When it comes to skincare products, we know that what goes into our favorite creams and serums matters. Antioxidant-rich and vitamin C-infused formulations mean brighter skin, as well as fewer lines and dry patches. But the key to a vibrant complexion may also lie in what you put in your body, say nutrition experts.
“The health of our skin, hair and nails is closely linked to our diet: Antioxidants in foods, as well as vitamins, minerals, fluids and fats, affect the texture, appearance and health of all these things,” says registered dietitian Abby Langer.
Get a gorgeous complexion by adding a few more skin superfoods at mealtimes. Follow our expert-approved eating tips for healthy, radiant skin from head to toe.

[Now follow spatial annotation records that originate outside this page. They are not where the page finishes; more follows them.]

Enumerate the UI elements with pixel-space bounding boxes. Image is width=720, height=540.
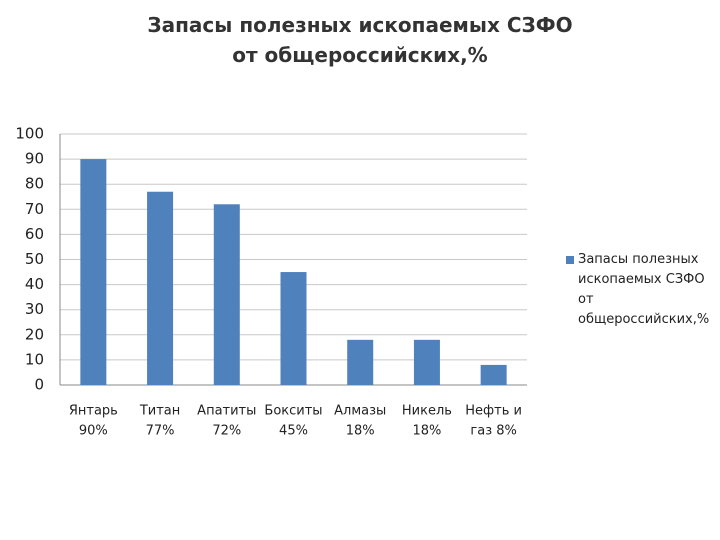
chart-title: Запасы полезных ископаемых СЗФО от общер… (147, 13, 573, 67)
bar (480, 364, 507, 385)
legend-swatch (566, 256, 574, 264)
y-tick-label: 90 (25, 150, 44, 168)
x-tick-label: Алмазы (334, 404, 386, 419)
x-tick-label: Никель (402, 404, 452, 419)
x-tick-label: Бокситы (264, 404, 322, 419)
y-tick-label: 20 (25, 325, 44, 343)
x-tick-label: 77% (146, 424, 175, 439)
y-tick-label: 50 (25, 250, 44, 268)
y-tick-label: 0 (34, 376, 44, 394)
bar (280, 272, 307, 385)
legend-label: Запасы полезных ископаемых СЗФО от общер… (578, 252, 710, 327)
y-tick-label: 70 (25, 200, 44, 218)
bar (80, 159, 107, 385)
bar (213, 204, 240, 385)
x-tick-label: Янтарь (69, 404, 118, 419)
x-tick-label: Нефть и (465, 404, 522, 419)
y-tick-label: 60 (25, 225, 44, 243)
x-tick-label: газ 8% (470, 424, 516, 439)
bar (147, 191, 174, 385)
y-tick-label: 30 (25, 300, 44, 318)
bar (347, 339, 374, 385)
x-tick-label: 72% (212, 424, 241, 439)
y-tick-label: 100 (15, 125, 44, 143)
x-tick-label: 45% (279, 424, 308, 439)
x-tick-label: Титан (139, 404, 180, 419)
x-tick-label: 90% (79, 424, 108, 439)
x-tick-label: 18% (346, 424, 375, 439)
y-tick-label: 80 (25, 175, 44, 193)
y-tick-label: 40 (25, 275, 44, 293)
bar (413, 339, 440, 385)
y-tick-label: 10 (25, 350, 44, 368)
x-tick-label: Апатиты (197, 404, 256, 419)
x-tick-label: 18% (412, 424, 441, 439)
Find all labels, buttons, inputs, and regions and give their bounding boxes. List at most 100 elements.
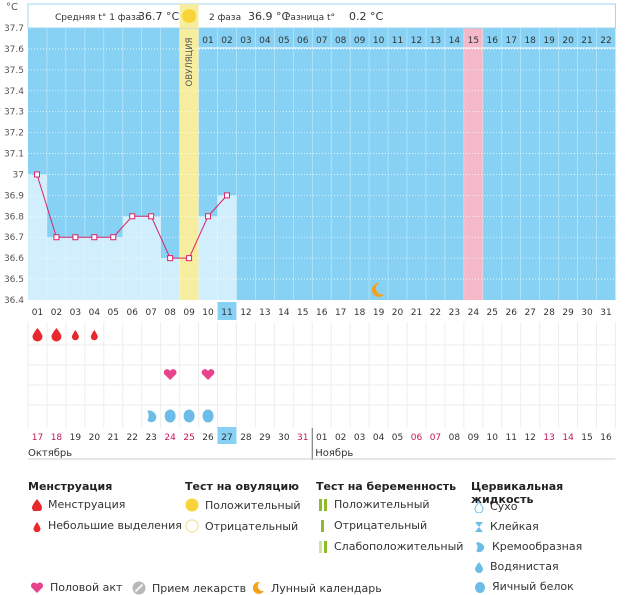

A study published by the British Journal of Nutrition found that women who ate a higher amount of green and yellow vegetables, which contain vitamin C, showed fewer wrinkles, particularly crow’s feet. One yellow bell pepper contains more than double your daily requirement of C – that’s more than your morning glass of OJ. When you’re shopping, opt for the brightest peppers in the bunch because they contain the most nutrients, particularly powerful antioxidants that protect skin cells from damaging free radicals and stimulate collagen production. End result: You’ll be able to put your best face forward.
Get more: Score more vitamin C by eating broccoli, kale, bell peppers, cantaloupes, strawberries, kiwi fruit, mango and guava.
Boost hydration by consuming fatty fish like wild salmon, anchovies, sardines and mackerel – some of the best food sources of omega-3 fatty acids. Not only can these fatty acids help with brain and cardiovascular health but they can give us great skin, too. As they lubricate internally, they keep the surface of your skin moisturized and supple. “Collagen provides integrity, firmness and elasticity,” says Samantha Gladish, a registered holistic nutritionist. “Maximizing collagen levels will keep skin supple and help prevent wrinkles.”
Get more: Our body can’t produce omega-3 fatty acids, so we tend to rely on food sources. Nourish skin and capitalize on the benefits of this essential fat by loading up on other sources, like walnuts and flaxseed.
Our hair, like our nails, is mainly comprised of protein, and eating just two eggs provides roughly 25 percent of your daily recommended intake (pregnancy, weight and physical activity levels affect the amount your body needs). “This compact powerhouse is rich in both protein and biotin, a B vitamin that is essential for hair growth and that helps nourish the scalp,” says Gladish. Biotin helps produce keratin, the hair’s main protein.
Get more: Supplement your diet with protein-rich foods that include poultry, meat, beans, nuts and whey protein. Almonds, salmon and avocado also contain the hair-healthy B vitamin.
These nuts are packed with magnesium, a key nutrient for ensuring nail resiliency. If you’re not getting enough, vertical or horizontal ridges on your nails, known as Beau’s lines, can indicate a deficiency.
Almonds are also loaded with protein, an essential building block of healthy nails and hair. “Consuming good sources of protein is essential for strong, healthy nails,” says Joy McCarthy, a nutritionist and author of Joyous Health.
Get more: Pumpkin and sunflower seeds, quinoa, soybeans and whole grains are all high in magnesium and contain protein, too.